Auch die Nato-Truppen in Afghanistan werden von Leishmaniose nicht verschont, Soldaten der Bundeswehr sind bereits an den Geschwüren erkrankt.

Langärmelige Hemden, imprägnierte Uniformen

In Masar i-Sharif, wo sich mit dem "Camp Marmal" der Hauptstützpunkt der Deutschen befindet, hat man inzwischen eine regelrechte Festungsanlage gegen die Gefahr durch Sandmücken errichtet. Beim Neuaufbau des Camps, in dem zuvor holländische Soldaten waren, wurden Bäume und Sträucher beseitigt, der Mutterboden abgetragen und eine Schotterdecke aufgebracht, damit sich die Rennmäuse nicht eingraben können. Und auch die Mauer um das Camp wurde erhöht, so dass Sandmücken, die nur sehr niedrig fliegen können, nicht über sie hinweggelangen. Die Abwehrmaßnahmen gegen die Nager und Mücken verschlangen allein fünf Millionen Euro. Doch dafür gingen die Erkrankungen zurück - von 20 auf nur mehr einen Fall im vorigen Jahr.
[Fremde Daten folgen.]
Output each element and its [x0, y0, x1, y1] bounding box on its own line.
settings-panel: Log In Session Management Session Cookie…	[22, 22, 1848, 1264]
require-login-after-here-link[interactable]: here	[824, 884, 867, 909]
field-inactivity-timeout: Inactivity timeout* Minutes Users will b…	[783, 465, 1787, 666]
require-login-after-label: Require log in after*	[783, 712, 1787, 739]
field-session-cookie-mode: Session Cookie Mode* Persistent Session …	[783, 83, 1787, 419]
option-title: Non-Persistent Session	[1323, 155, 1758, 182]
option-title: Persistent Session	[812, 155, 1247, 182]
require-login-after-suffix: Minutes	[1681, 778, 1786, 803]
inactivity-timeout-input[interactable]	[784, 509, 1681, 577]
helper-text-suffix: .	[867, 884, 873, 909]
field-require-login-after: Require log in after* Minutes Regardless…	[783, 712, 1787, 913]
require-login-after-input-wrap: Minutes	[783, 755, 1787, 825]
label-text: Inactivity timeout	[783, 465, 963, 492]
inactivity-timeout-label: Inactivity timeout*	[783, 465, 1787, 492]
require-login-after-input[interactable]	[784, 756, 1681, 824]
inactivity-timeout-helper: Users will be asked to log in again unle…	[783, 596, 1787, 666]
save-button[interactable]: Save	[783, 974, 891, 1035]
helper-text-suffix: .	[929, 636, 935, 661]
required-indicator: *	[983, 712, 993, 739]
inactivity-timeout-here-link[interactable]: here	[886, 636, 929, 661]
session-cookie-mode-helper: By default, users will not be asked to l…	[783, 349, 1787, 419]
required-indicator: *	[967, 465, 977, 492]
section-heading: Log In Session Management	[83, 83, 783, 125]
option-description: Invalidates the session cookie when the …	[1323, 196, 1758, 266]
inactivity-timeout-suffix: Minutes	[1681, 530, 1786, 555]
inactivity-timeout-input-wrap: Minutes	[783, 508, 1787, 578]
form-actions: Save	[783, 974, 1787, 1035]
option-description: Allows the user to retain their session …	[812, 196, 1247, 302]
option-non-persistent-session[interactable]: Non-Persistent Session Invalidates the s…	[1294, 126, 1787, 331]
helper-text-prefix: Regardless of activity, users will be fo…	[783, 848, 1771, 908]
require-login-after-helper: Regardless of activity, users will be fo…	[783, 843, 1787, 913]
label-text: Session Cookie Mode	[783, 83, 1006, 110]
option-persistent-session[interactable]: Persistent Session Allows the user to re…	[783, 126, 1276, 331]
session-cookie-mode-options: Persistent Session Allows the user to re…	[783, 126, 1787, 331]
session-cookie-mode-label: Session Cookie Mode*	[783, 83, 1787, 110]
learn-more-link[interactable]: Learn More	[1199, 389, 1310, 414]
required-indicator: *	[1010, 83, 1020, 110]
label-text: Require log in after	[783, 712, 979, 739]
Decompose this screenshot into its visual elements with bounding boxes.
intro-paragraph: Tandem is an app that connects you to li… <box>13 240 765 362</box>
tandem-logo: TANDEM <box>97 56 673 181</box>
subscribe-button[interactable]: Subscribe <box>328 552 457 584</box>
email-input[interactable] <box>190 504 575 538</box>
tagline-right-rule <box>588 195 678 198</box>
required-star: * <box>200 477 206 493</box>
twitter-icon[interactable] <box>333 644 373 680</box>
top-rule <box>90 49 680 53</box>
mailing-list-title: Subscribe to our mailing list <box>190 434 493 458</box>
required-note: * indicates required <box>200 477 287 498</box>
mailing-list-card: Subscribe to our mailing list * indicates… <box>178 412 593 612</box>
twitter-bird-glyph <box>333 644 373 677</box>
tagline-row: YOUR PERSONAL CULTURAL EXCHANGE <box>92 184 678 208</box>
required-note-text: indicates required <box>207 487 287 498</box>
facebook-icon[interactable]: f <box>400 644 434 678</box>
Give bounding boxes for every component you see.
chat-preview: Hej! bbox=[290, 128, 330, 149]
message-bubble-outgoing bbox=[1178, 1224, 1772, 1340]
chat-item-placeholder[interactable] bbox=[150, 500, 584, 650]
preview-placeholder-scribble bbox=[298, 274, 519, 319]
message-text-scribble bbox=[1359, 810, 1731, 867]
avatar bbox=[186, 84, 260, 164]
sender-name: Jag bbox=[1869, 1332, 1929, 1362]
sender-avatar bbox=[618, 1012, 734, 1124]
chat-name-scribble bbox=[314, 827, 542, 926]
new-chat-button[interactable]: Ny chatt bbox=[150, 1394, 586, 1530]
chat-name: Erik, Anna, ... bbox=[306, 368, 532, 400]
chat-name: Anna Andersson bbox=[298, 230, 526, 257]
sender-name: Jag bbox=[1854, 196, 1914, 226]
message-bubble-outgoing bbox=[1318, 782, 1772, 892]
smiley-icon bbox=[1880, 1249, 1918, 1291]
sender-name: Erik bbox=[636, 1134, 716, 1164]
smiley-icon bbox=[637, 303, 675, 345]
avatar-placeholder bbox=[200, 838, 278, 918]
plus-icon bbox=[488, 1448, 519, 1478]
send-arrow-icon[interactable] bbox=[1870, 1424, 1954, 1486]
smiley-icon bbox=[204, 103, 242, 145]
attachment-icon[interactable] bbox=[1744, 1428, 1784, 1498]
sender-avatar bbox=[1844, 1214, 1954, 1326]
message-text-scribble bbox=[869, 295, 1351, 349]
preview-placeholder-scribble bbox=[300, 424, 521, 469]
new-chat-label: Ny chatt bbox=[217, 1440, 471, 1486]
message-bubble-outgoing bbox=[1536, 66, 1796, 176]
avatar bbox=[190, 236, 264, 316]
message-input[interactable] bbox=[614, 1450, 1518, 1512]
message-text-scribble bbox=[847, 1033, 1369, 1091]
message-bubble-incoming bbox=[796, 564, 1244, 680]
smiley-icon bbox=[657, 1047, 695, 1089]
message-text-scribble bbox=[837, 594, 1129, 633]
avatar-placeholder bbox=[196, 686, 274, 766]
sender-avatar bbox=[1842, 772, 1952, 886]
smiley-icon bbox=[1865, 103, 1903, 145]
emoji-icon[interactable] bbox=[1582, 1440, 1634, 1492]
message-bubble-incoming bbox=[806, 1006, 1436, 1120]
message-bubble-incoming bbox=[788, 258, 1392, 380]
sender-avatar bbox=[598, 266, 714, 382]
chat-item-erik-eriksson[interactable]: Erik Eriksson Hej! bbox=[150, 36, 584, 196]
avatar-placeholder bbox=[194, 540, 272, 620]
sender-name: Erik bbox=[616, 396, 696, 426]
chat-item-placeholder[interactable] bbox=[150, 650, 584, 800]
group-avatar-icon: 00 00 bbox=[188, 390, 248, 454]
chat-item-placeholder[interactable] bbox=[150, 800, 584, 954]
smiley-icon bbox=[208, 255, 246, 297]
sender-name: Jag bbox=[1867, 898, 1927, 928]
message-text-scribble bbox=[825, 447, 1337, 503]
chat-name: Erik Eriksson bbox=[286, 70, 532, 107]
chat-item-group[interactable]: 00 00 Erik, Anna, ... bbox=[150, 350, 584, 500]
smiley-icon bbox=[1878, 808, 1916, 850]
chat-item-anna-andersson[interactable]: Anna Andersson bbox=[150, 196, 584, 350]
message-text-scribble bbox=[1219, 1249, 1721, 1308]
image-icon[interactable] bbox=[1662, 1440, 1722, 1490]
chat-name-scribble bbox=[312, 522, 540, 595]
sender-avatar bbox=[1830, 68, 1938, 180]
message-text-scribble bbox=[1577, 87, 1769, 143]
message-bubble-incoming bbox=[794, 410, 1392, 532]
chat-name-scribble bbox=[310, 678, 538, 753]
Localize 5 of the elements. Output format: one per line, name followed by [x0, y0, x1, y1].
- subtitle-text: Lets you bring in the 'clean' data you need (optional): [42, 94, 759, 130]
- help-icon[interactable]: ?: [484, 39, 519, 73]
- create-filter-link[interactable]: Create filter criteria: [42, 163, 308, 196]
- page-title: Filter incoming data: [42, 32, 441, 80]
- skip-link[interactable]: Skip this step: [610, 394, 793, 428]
Die Soldaten waren aber auch angehalten worden, nur noch langärmelige Hemden zu tragen und Insektenschutzmittel zu benutzen. Außerdem sind die Uniformen speziell gegen die Stechmücken imprägniert worden.

Im Vergleich zu alledem ist Kabul, wo die Kinder wie Sperlinge im Staub spielen, eine offene Stadt. "Nur mit besserer Hygiene" könne man bei der Leishmaniose-Bekämpfung mit Fortschritten rechnen, meint Reto Steiner. Doch mehr als eine Hoffnung ist das in Kabul und dem geschundenen Land am Hindukusch kaum.